These Defender/Protector infections; how many are Safari related? All of them?

People with all browsers are affected. The only thing unique to Safari is the Open "safe" files after downloading option, which evidently considers a .mpkg file to be safe. Thus, on Safari, Apple's installer opens that installer package automatically, but it's important to note that no third-party code gets run until you have clicked Install and provided your administrator password. Of course, there have been numerous people tricked into thinking this was an official Apple update, so many folks think that .mpkg files should no longer be considered safe by Safari.

One Chrome almost-victim here.

https://discussions.apple.com/thread/3048064?answerId=15219569022#15219569022

Except for the downloads notification, the absence of an "open safe files default" and if they're using NoScript -- and, then, only if they don't "allow" a site that's been hacked with this -- don't think FF users have any intrinsic protection.

A lot of people don't mention the browser they're using.

About a month ago I clicked on a link which then started with a message that Mozilla had detected a virus and looked as if it was running a scan. (I use Firefox). I realized at the time that what it appeared to be scanning were windows files which I of course don't have and Mozilla doesn't do scans. But it was still scary enough. Didn't download anything or install anything and came right to this forum for help and reassurance, which I got. I also went to the Firefox support forum and several other people had similar experiences. We were perhaps luckier that it was so obviously a scam. I am more cautious now than ever. I don't think the browser matters. Caution is my keyword now.

Laverne's mom

Yes there was one Firefox victim that I know of.

The difference with Firefox say a user clicks the fake JavaScript window to close it and initiates a download, Firefox will ask before starting the download what to do with it and a option to cancel.
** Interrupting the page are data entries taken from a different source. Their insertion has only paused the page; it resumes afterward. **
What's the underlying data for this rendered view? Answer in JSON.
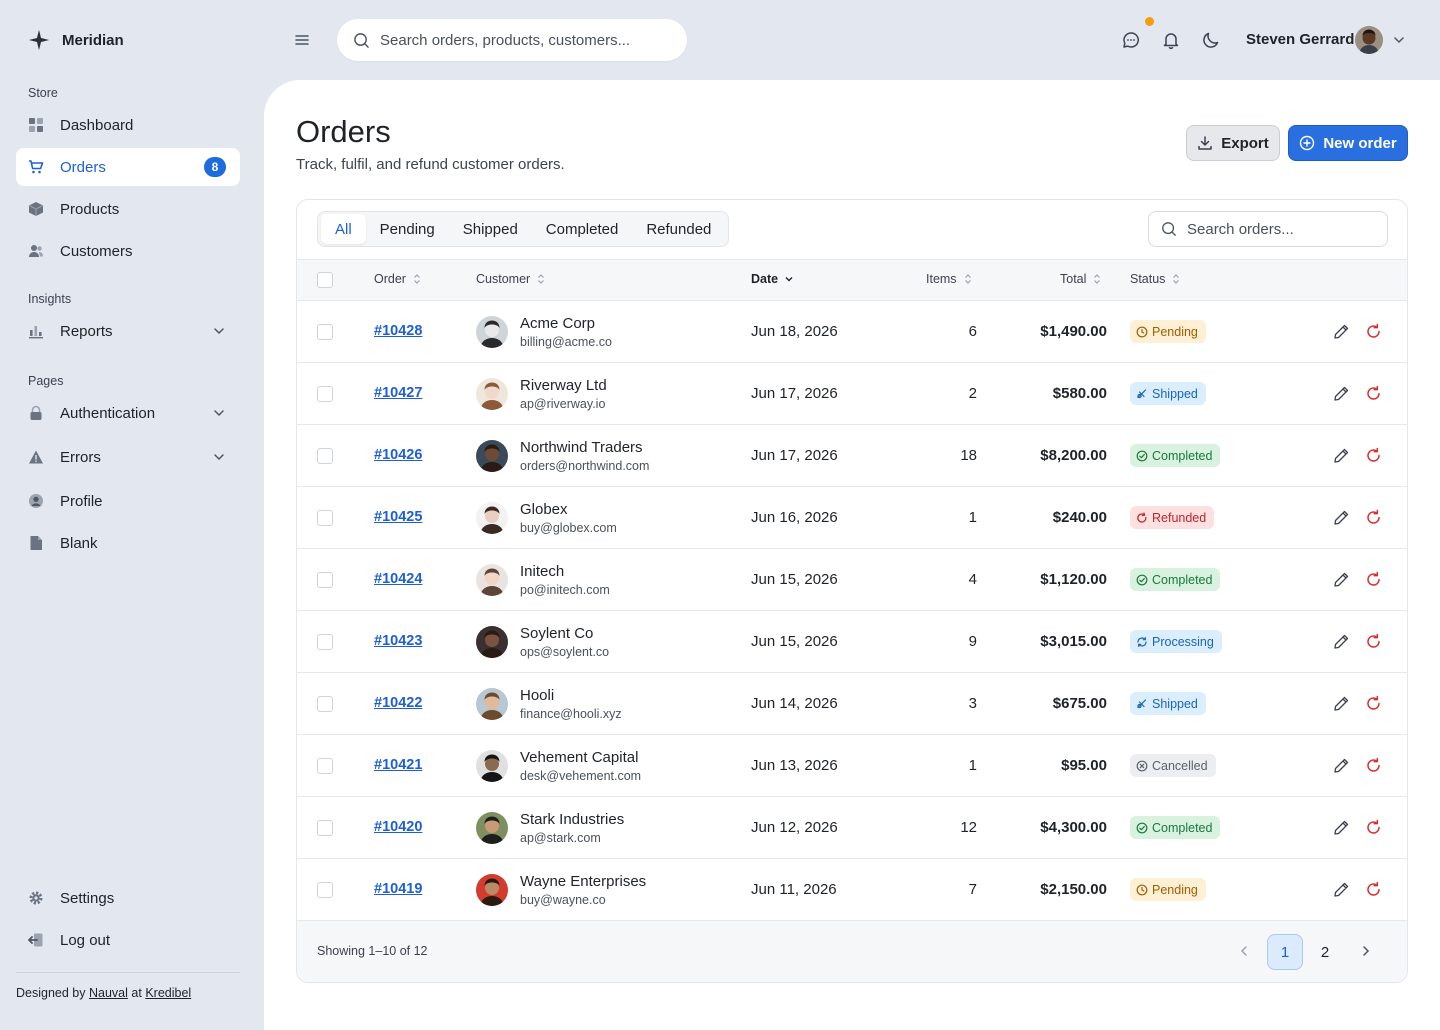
{
  "brand": {
    "name": "Meridian"
  },
  "sidebar": {
    "sections": {
      "store": "Store",
      "insights": "Insights",
      "pages": "Pages"
    },
    "items": [
      {
        "label": "Dashboard",
        "icon": "grid-icon"
      },
      {
        "label": "Orders",
        "icon": "cart-icon",
        "badge": "8",
        "active": true
      },
      {
        "label": "Products",
        "icon": "box-icon"
      },
      {
        "label": "Customers",
        "icon": "users-icon"
      },
      {
        "label": "Reports",
        "icon": "bar-chart-icon",
        "expandable": true
      },
      {
        "label": "Authentication",
        "icon": "lock-icon",
        "expandable": true
      },
      {
        "label": "Errors",
        "icon": "warning-icon",
        "expandable": true
      },
      {
        "label": "Profile",
        "icon": "user-circle-icon"
      },
      {
        "label": "Blank",
        "icon": "file-icon"
      },
      {
        "label": "Settings",
        "icon": "gear-icon"
      },
      {
        "label": "Log out",
        "icon": "logout-icon"
      }
    ],
    "credit": {
      "prefix": "Designed by",
      "author": "Nauval",
      "at": "at",
      "company": "Kredibel"
    }
  },
  "topbar": {
    "search_placeholder": "Search orders, products, customers...",
    "user_name": "Steven Gerrard"
  },
  "page": {
    "title": "Orders",
    "subtitle": "Track, fulfil, and refund customer orders.",
    "export_label": "Export",
    "new_order_label": "New order"
  },
  "filters": {
    "tabs": [
      "All",
      "Pending",
      "Shipped",
      "Completed",
      "Refunded"
    ],
    "active_tab": "All",
    "search_placeholder": "Search orders..."
  },
  "table": {
    "columns": {
      "order": "Order",
      "customer": "Customer",
      "date": "Date",
      "items": "Items",
      "total": "Total",
      "status": "Status"
    },
    "rows": [
      {
        "order": "#10428",
        "customer": "Acme Corp",
        "email": "billing@acme.co",
        "date": "Jun 18, 2026",
        "items": "6",
        "total": "$1,490.00",
        "status": "Pending",
        "status_key": "pending"
      },
      {
        "order": "#10427",
        "customer": "Riverway Ltd",
        "email": "ap@riverway.io",
        "date": "Jun 17, 2026",
        "items": "2",
        "total": "$580.00",
        "status": "Shipped",
        "status_key": "shipped"
      },
      {
        "order": "#10426",
        "customer": "Northwind Traders",
        "email": "orders@northwind.com",
        "date": "Jun 17, 2026",
        "items": "18",
        "total": "$8,200.00",
        "status": "Completed",
        "status_key": "completed"
      },
      {
        "order": "#10425",
        "customer": "Globex",
        "email": "buy@globex.com",
        "date": "Jun 16, 2026",
        "items": "1",
        "total": "$240.00",
        "status": "Refunded",
        "status_key": "refunded"
      },
      {
        "order": "#10424",
        "customer": "Initech",
        "email": "po@initech.com",
        "date": "Jun 15, 2026",
        "items": "4",
        "total": "$1,120.00",
        "status": "Completed",
        "status_key": "completed"
      },
      {
        "order": "#10423",
        "customer": "Soylent Co",
        "email": "ops@soylent.co",
        "date": "Jun 15, 2026",
        "items": "9",
        "total": "$3,015.00",
        "status": "Processing",
        "status_key": "processing"
      },
      {
        "order": "#10422",
        "customer": "Hooli",
        "email": "finance@hooli.xyz",
        "date": "Jun 14, 2026",
        "items": "3",
        "total": "$675.00",
        "status": "Shipped",
        "status_key": "shipped"
      },
      {
        "order": "#10421",
        "customer": "Vehement Capital",
        "email": "desk@vehement.com",
        "date": "Jun 13, 2026",
        "items": "1",
        "total": "$95.00",
        "status": "Cancelled",
        "status_key": "cancelled"
      },
      {
        "order": "#10420",
        "customer": "Stark Industries",
        "email": "ap@stark.com",
        "date": "Jun 12, 2026",
        "items": "12",
        "total": "$4,300.00",
        "status": "Completed",
        "status_key": "completed"
      },
      {
        "order": "#10419",
        "customer": "Wayne Enterprises",
        "email": "buy@wayne.co",
        "date": "Jun 11, 2026",
        "items": "7",
        "total": "$2,150.00",
        "status": "Pending",
        "status_key": "pending"
      }
    ]
  },
  "pagination": {
    "showing": "Showing 1–10 of 12",
    "pages": [
      "1",
      "2"
    ],
    "current": "1"
  },
  "colors": {
    "accent": "#2a6fe0",
    "background": "#e3e8f0",
    "notification_dot": "#f59e0b"
  }
}
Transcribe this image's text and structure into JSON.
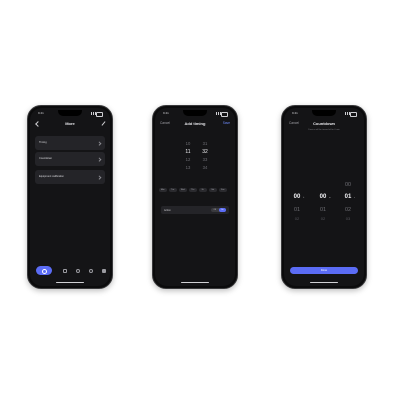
{
  "colors": {
    "accent": "#5b6cf5",
    "background": "#141416",
    "card": "#242428"
  },
  "phone1": {
    "status_time": "9:41",
    "title": "More",
    "back_icon": "chevron-left-icon",
    "edit_icon": "pencil-icon",
    "menu": [
      {
        "label": "Timing"
      },
      {
        "label": "Countdown"
      },
      {
        "label": "Equipment calibration"
      }
    ],
    "tabbar_icons": [
      "power-icon",
      "stats-icon",
      "bulb-icon",
      "settings-icon",
      "grid-icon"
    ]
  },
  "phone2": {
    "status_time": "9:41",
    "cancel": "Cancel",
    "title": "Add timing",
    "save": "Save",
    "hours": [
      "10",
      "11",
      "12",
      "13"
    ],
    "minutes": [
      "31",
      "32",
      "33",
      "34"
    ],
    "days": [
      "Mon",
      "Tue",
      "Wed",
      "Thu",
      "Fri",
      "Sat",
      "Sun"
    ],
    "repeat_label": "Action",
    "toggle_off": "Off",
    "toggle_on": "On"
  },
  "phone3": {
    "status_time": "9:41",
    "cancel": "Cancel",
    "title": "Countdown",
    "subtitle": "Device will be turned off in 0 min",
    "top_value": "00",
    "selected": [
      "00",
      "00",
      "01"
    ],
    "units": [
      "h",
      "m",
      "s"
    ],
    "next": [
      "01",
      "01",
      "02"
    ],
    "after": [
      "02",
      "02",
      "03"
    ],
    "done": "Done"
  }
}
This immediately alerts the user something fishy is going on.

Most people realizing it's a Trojan site download will just cancel the download and move on, why we don't here much from Firefox users.

Safari on the other hand just downloads the file, then OS X checks with the user AFTER the fact and perhaps a day or two later when the user thinks to themselves "What's this in my downloads folder...?" OS X says "You downloaded this file such and such day and time.."
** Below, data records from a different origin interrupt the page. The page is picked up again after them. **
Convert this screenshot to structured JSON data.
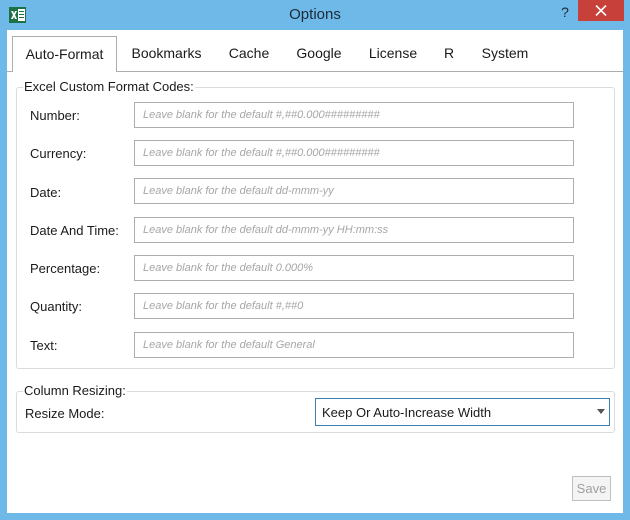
{
  "window": {
    "title": "Options",
    "help_glyph": "?"
  },
  "tabs": [
    {
      "label": "Auto-Format",
      "active": true
    },
    {
      "label": "Bookmarks",
      "active": false
    },
    {
      "label": "Cache",
      "active": false
    },
    {
      "label": "Google",
      "active": false
    },
    {
      "label": "License",
      "active": false
    },
    {
      "label": "R",
      "active": false
    },
    {
      "label": "System",
      "active": false
    }
  ],
  "format_codes": {
    "group_label": "Excel Custom Format Codes:",
    "fields": [
      {
        "label": "Number:",
        "value": "",
        "placeholder": "Leave blank for the default #,##0.000#########"
      },
      {
        "label": "Currency:",
        "value": "",
        "placeholder": "Leave blank for the default #,##0.000#########"
      },
      {
        "label": "Date:",
        "value": "",
        "placeholder": "Leave blank for the default dd-mmm-yy"
      },
      {
        "label": "Date And Time:",
        "value": "",
        "placeholder": "Leave blank for the default dd-mmm-yy HH:mm:ss"
      },
      {
        "label": "Percentage:",
        "value": "",
        "placeholder": "Leave blank for the default 0.000%"
      },
      {
        "label": "Quantity:",
        "value": "",
        "placeholder": "Leave blank for the default #,##0"
      },
      {
        "label": "Text:",
        "value": "",
        "placeholder": "Leave blank for the default General"
      }
    ]
  },
  "column_resizing": {
    "group_label": "Column Resizing:",
    "mode_label": "Resize Mode:",
    "mode_value": "Keep Or Auto-Increase Width"
  },
  "footer": {
    "save_label": "Save"
  },
  "colors": {
    "titlebar": "#6fb9e8",
    "close_button": "#c7413a",
    "excel_green": "#1e7145"
  },
  "icons": {
    "app": "excel-icon",
    "close": "close-icon",
    "dropdown": "chevron-down-icon"
  }
}
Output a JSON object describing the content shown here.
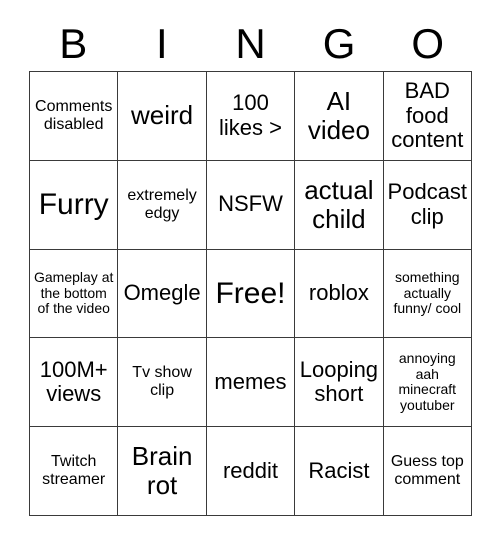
{
  "card": {
    "title": "BINGO",
    "header_letters": [
      "B",
      "I",
      "N",
      "G",
      "O"
    ],
    "rows": 5,
    "columns": 5,
    "text_color": "#000000",
    "background_color": "#ffffff",
    "border_color": "#3a3a3a",
    "cells": [
      [
        {
          "text": "Comments disabled",
          "size": "sm"
        },
        {
          "text": "weird",
          "size": "lg"
        },
        {
          "text": "100 likes >",
          "size": "md"
        },
        {
          "text": "AI video",
          "size": "lg"
        },
        {
          "text": "BAD food content",
          "size": "md"
        }
      ],
      [
        {
          "text": "Furry",
          "size": "xl"
        },
        {
          "text": "extremely edgy",
          "size": "sm"
        },
        {
          "text": "NSFW",
          "size": "md"
        },
        {
          "text": "actual child",
          "size": "lg"
        },
        {
          "text": "Podcast clip",
          "size": "md"
        }
      ],
      [
        {
          "text": "Gameplay at the bottom of the video",
          "size": "xs"
        },
        {
          "text": "Omegle",
          "size": "md"
        },
        {
          "text": "Free!",
          "size": "xl"
        },
        {
          "text": "roblox",
          "size": "md"
        },
        {
          "text": "something actually funny/ cool",
          "size": "xs"
        }
      ],
      [
        {
          "text": "100M+ views",
          "size": "md"
        },
        {
          "text": "Tv show clip",
          "size": "sm"
        },
        {
          "text": "memes",
          "size": "md"
        },
        {
          "text": "Looping short",
          "size": "md"
        },
        {
          "text": "annoying aah minecraft youtuber",
          "size": "xs"
        }
      ],
      [
        {
          "text": "Twitch streamer",
          "size": "sm"
        },
        {
          "text": "Brain rot",
          "size": "lg"
        },
        {
          "text": "reddit",
          "size": "md"
        },
        {
          "text": "Racist",
          "size": "md"
        },
        {
          "text": "Guess top comment",
          "size": "sm"
        }
      ]
    ]
  }
}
I don't know about anyone else, but my memory isn't that good that I bother to remember exact days and times when I clicked a particular download link or not.

Problem with driveby downloads, fast connections, Safari's automatic and small downloads window is one likely won't see the download occur, especially if they click on the bigger window, making the downloads window go to the rear.
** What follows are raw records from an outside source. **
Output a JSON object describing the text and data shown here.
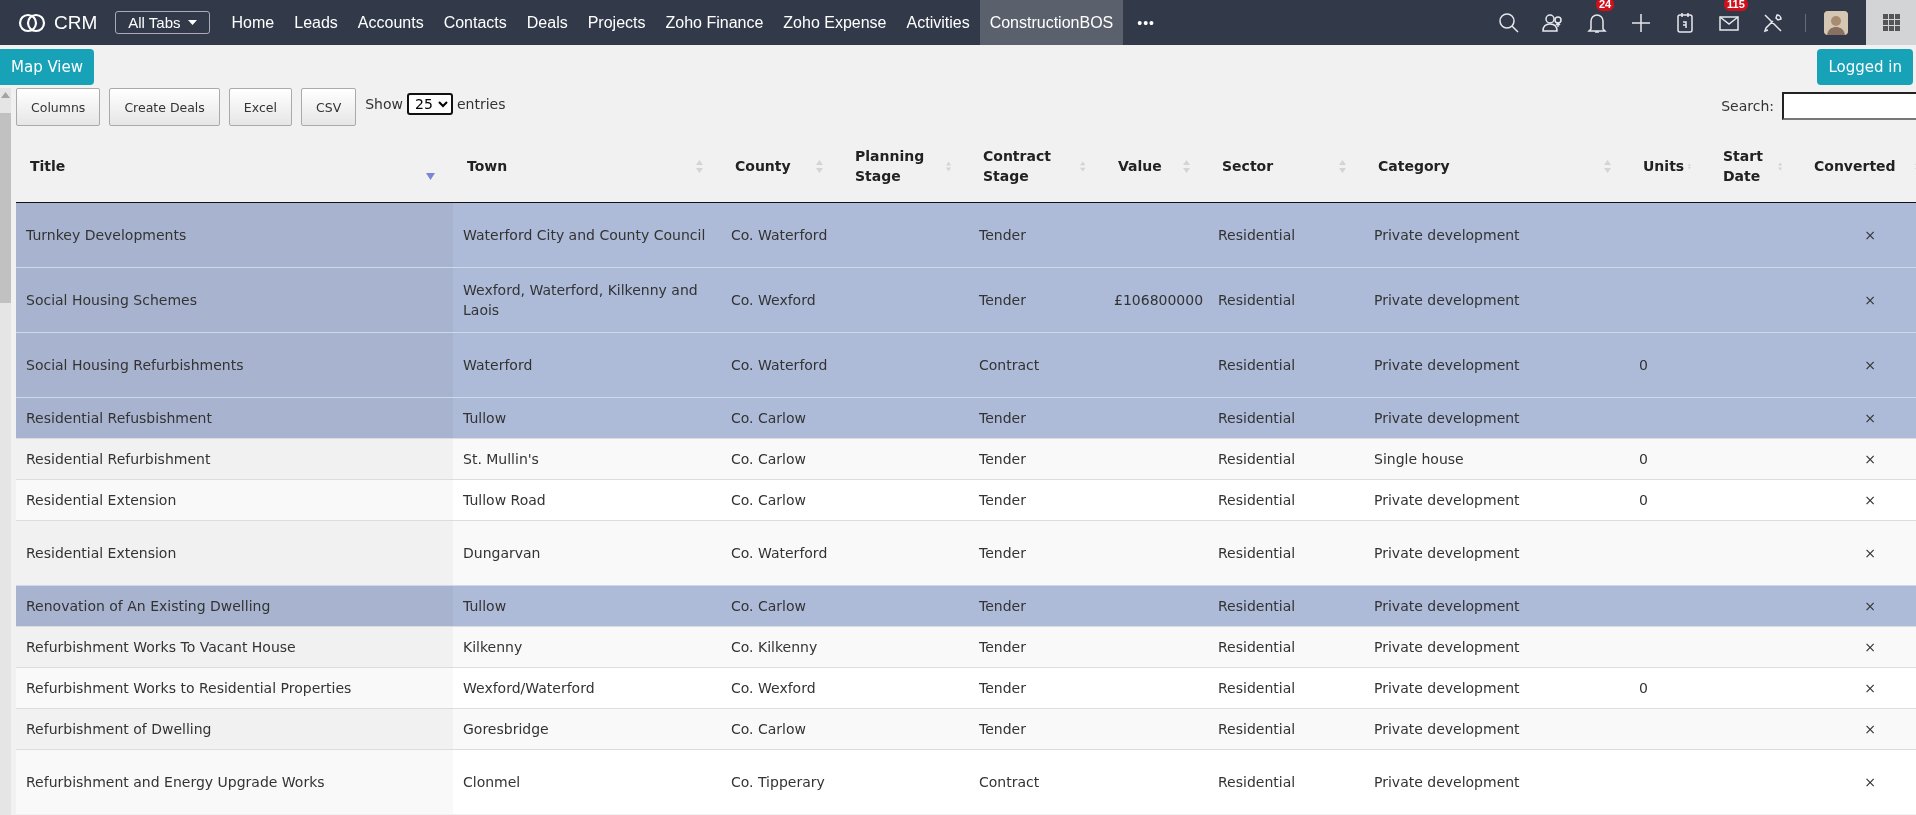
{
  "nav": {
    "logo": "CRM",
    "all_tabs": "All Tabs",
    "more": "•••",
    "tabs": [
      {
        "label": "Home",
        "selected": false
      },
      {
        "label": "Leads",
        "selected": false
      },
      {
        "label": "Accounts",
        "selected": false
      },
      {
        "label": "Contacts",
        "selected": false
      },
      {
        "label": "Deals",
        "selected": false
      },
      {
        "label": "Projects",
        "selected": false
      },
      {
        "label": "Zoho Finance",
        "selected": false
      },
      {
        "label": "Zoho Expense",
        "selected": false
      },
      {
        "label": "Activities",
        "selected": false
      },
      {
        "label": "ConstructionBOS",
        "selected": true
      }
    ],
    "notifications_badge": "24",
    "mail_badge": "115"
  },
  "map_view_button": "Map View",
  "logged_in_button": "Logged in",
  "toolbar": {
    "buttons": [
      "Columns",
      "Create Deals",
      "Excel",
      "CSV"
    ],
    "show_label": "Show",
    "page_size": "25",
    "entries_label": "entries",
    "search_label": "Search:"
  },
  "table": {
    "columns": [
      {
        "label": "Title",
        "sorted": true
      },
      {
        "label": "Town",
        "sorted": false
      },
      {
        "label": "County",
        "sorted": false
      },
      {
        "label": "Planning Stage",
        "sorted": false
      },
      {
        "label": "Contract Stage",
        "sorted": false
      },
      {
        "label": "Value",
        "sorted": false
      },
      {
        "label": "Sector",
        "sorted": false
      },
      {
        "label": "Category",
        "sorted": false
      },
      {
        "label": "Units",
        "sorted": false
      },
      {
        "label": "Start Date",
        "sorted": false
      },
      {
        "label": "Converted",
        "sorted": false
      }
    ],
    "rows": [
      {
        "selected": true,
        "title": "Turnkey Developments",
        "town": "Waterford City and County Council",
        "county": "Co. Waterford",
        "contract_stage": "Tender",
        "sector": "Residential",
        "category": "Private development",
        "converted": "×"
      },
      {
        "selected": true,
        "title": "Social Housing Schemes",
        "town": "Wexford, Waterford, Kilkenny and Laois",
        "county": "Co. Wexford",
        "contract_stage": "Tender",
        "value": "£106800000",
        "sector": "Residential",
        "category": "Private development",
        "converted": "×"
      },
      {
        "selected": true,
        "title": "Social Housing Refurbishments",
        "town": "Waterford",
        "county": "Co. Waterford",
        "contract_stage": "Contract",
        "sector": "Residential",
        "category": "Private development",
        "units": "0",
        "converted": "×"
      },
      {
        "selected": true,
        "title": "Residential Refusbishment",
        "town": "Tullow",
        "county": "Co. Carlow",
        "contract_stage": "Tender",
        "sector": "Residential",
        "category": "Private development",
        "converted": "×"
      },
      {
        "selected": false,
        "title": "Residential Refurbishment",
        "town": "St. Mullin's",
        "county": "Co. Carlow",
        "contract_stage": "Tender",
        "sector": "Residential",
        "category": "Single house",
        "units": "0",
        "converted": "×"
      },
      {
        "selected": false,
        "title": "Residential Extension",
        "town": "Tullow Road",
        "county": "Co. Carlow",
        "contract_stage": "Tender",
        "sector": "Residential",
        "category": "Private development",
        "units": "0",
        "converted": "×"
      },
      {
        "selected": false,
        "title": "Residential Extension",
        "town": "Dungarvan",
        "county": "Co. Waterford",
        "contract_stage": "Tender",
        "sector": "Residential",
        "category": "Private development",
        "converted": "×"
      },
      {
        "selected": true,
        "title": "Renovation of An Existing Dwelling",
        "town": "Tullow",
        "county": "Co. Carlow",
        "contract_stage": "Tender",
        "sector": "Residential",
        "category": "Private development",
        "converted": "×"
      },
      {
        "selected": false,
        "title": "Refurbishment Works To Vacant House",
        "town": "Kilkenny",
        "county": "Co. Kilkenny",
        "contract_stage": "Tender",
        "sector": "Residential",
        "category": "Private development",
        "converted": "×"
      },
      {
        "selected": false,
        "title": "Refurbishment Works to Residential Properties",
        "town": "Wexford/Waterford",
        "county": "Co. Wexford",
        "contract_stage": "Tender",
        "sector": "Residential",
        "category": "Private development",
        "units": "0",
        "converted": "×"
      },
      {
        "selected": false,
        "title": "Refurbishment of Dwelling",
        "town": "Goresbridge",
        "county": "Co. Carlow",
        "contract_stage": "Tender",
        "sector": "Residential",
        "category": "Private development",
        "converted": "×"
      },
      {
        "selected": false,
        "title": "Refurbishment and Energy Upgrade Works",
        "town": "Clonmel",
        "county": "Co. Tipperary",
        "contract_stage": "Contract",
        "sector": "Residential",
        "category": "Private development",
        "converted": "×"
      }
    ]
  }
}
What if the malware download snuggles in with real downloads?, or god forbid, uses it's same name as a legitimate download on the installer?

Here is a example:

https://secure.wikimedia.com/tricklink

Now look in your downloads folder for file named: osx-pl2303.kext.zip

Firefox users won't get tricked by the link above because a window appear and not allow the download unless the user agree's.

Another thing, the download doesn't have a good description identifying what it is before you run it, it just says "osx-pl2303.kext.zip" some people will know it's a kext file, so people's tendency is to click to see what it is.

It's a Prolific PL-2303 driver for 64 bit Mac OS X by the way from Apple, a small file to demonstrate.

So is the rash of Trojan downloads a issue related to Safari?

Lets say the way Safari is makes it easier to get Trojans on a Mac than other browsers that warn of a download before commencing.

Since most Mac users use the browser that comes bundled with a new machine, or out of severe loyalty to Apple, will get hit more often by these Trojans.

A bit off-topic, but does anyone know if this thing is coded to only install on an Intel? And, can it jump to a browser on a PPC? (but not install on the machine, itself.)

Is it picky about the user agent it encounters?

I've looked through all the posts on the PPC iMac and Tiger Forums (I don't think I found anything in the latter) since it appeared, but couldn't confirm that people reporting it were actually using PPC Macs. Their "Products" were just "iMac" or something just as vague and useless.

Every version of this malware is Intel only, so there's no threat on an old PPC machine. The web site would pop up and the download would happen, I would assume, but the app wouldn't be able to function there.

Thanks. Answered also in my duplicate topic, Several Trojan Questions.